Carlyle’s first impression of Margaret Fuller.

Yesternight there came a bevy of Americans from Emerson, one Margaret Fuller, the chief figure of them, a strange, lilting, lean old maid, not nearly such a bore as I expected.

Thomas Carlyle: Letter in ‘Thomas Carlyle: A History of his Life in London,’ by James Anthony Froude. New York: Chas. Scribner’s Sons, 1884.


Free translation of the above.

Miss Fuller came duly as you announced; was welcomed for your sake and her own. A high-soaring, clear, enthusiast soul; in whose speech there is much of all that one wants to find in speech. A sharp, subtle intellect too; and less of that shoreless Asiatic dreaminess than I have sometimes met with in her writings.... Her dialect is very vernacular,—extremely exotic in the London climate.

Thomas Carlyle: Letter to R. W. Emerson, December, 1846. ‘The Correspondence of Thomas Carlyle and Ralph Waldo Emerson’: Supplementary Letters. Boston: Ticknor & Co., 1886.

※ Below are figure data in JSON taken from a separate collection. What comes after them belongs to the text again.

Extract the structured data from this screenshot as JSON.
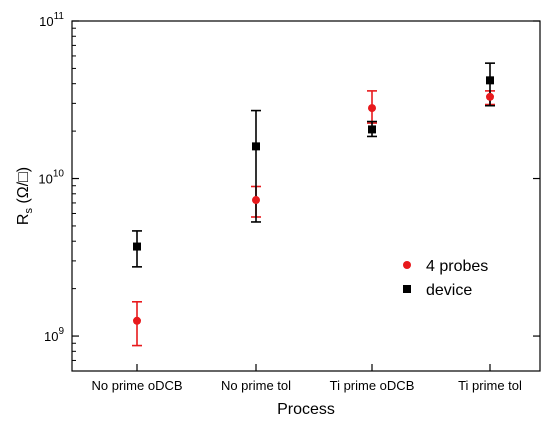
{
  "chart_data": {
    "type": "scatter",
    "title": "",
    "xlabel": "Process",
    "ylabel_main": "R",
    "ylabel_sub": "s",
    "ylabel_unit": " (Ω/□)",
    "yscale": "log",
    "ylim": [
      600000000,
      100000000000
    ],
    "categories": [
      "No prime oDCB",
      "No prime tol",
      "Ti prime oDCB",
      "Ti prime tol"
    ],
    "y_ticks": [
      {
        "value": 1000000000,
        "mantissa": "10",
        "exp": "9"
      },
      {
        "value": 10000000000,
        "mantissa": "10",
        "exp": "10"
      },
      {
        "value": 100000000000,
        "mantissa": "10",
        "exp": "11"
      }
    ],
    "series": [
      {
        "name": "4 probes",
        "color": "#e8191c",
        "marker": "circle",
        "values": [
          1250000000,
          7300000000,
          28000000000,
          33000000000
        ],
        "err_low": [
          870000000,
          5700000000,
          22500000000,
          29500000000
        ],
        "err_high": [
          1650000000,
          8900000000,
          36000000000,
          36000000000
        ]
      },
      {
        "name": "device",
        "color": "#000000",
        "marker": "square",
        "values": [
          3700000000,
          16000000000,
          20500000000,
          42000000000
        ],
        "err_low": [
          2750000000,
          5300000000,
          18500000000,
          29000000000
        ],
        "err_high": [
          4650000000,
          27000000000,
          23000000000,
          54000000000
        ]
      }
    ],
    "legend_position": "center-right",
    "grid": false
  }
}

Account of her visit to Ambleside.

Margaret Fuller, who had been, in spite of certain mutual repulsions, an intimate acquaintance of mine in America, came to Ambleside.... I gave her and the excellent friends with whom she was travelling, the best welcome I could. My house was full: but I got lodgings for them, made them welcome as guests, and planned excursions for them. Her companions evidently enjoyed themselves; and Margaret Fuller as evidently did not, except when she could harangue the drawing-room party without the interruption of any other voice within its precincts. There were other persons present, at least as eminent as herself, to whom we wished to listen; but we were willing that all should have their turn: and I am sure I met her with every desire for friendly intercourse. She presently left off conversing with me, however; while I, as hostess, had to see that my other guests were entertained according to their various tastes. During our excursion in Langdale she scarcely spoke to anybody, and not at all to me; and when we afterwards met in London, when I was setting off for the East, she treated me with the contemptuous benevolence which it was her wont to bestow on common place people. I was, therefore, not surprised when I became acquainted, presently after, with her own account of the matter. She told her friends that she had been bitterly disappointed in me. It had been a great object with her to see me, after my recovery by mesmerism, to enjoy the exaltation and spiritual development which she concluded I must have derived from my excursions in the spiritual world; but she had found me in no way altered by it; no one could have discovered that I had been mesmerised at all; and I was so thoroughly common place that she had no pleasure in intercourse with me.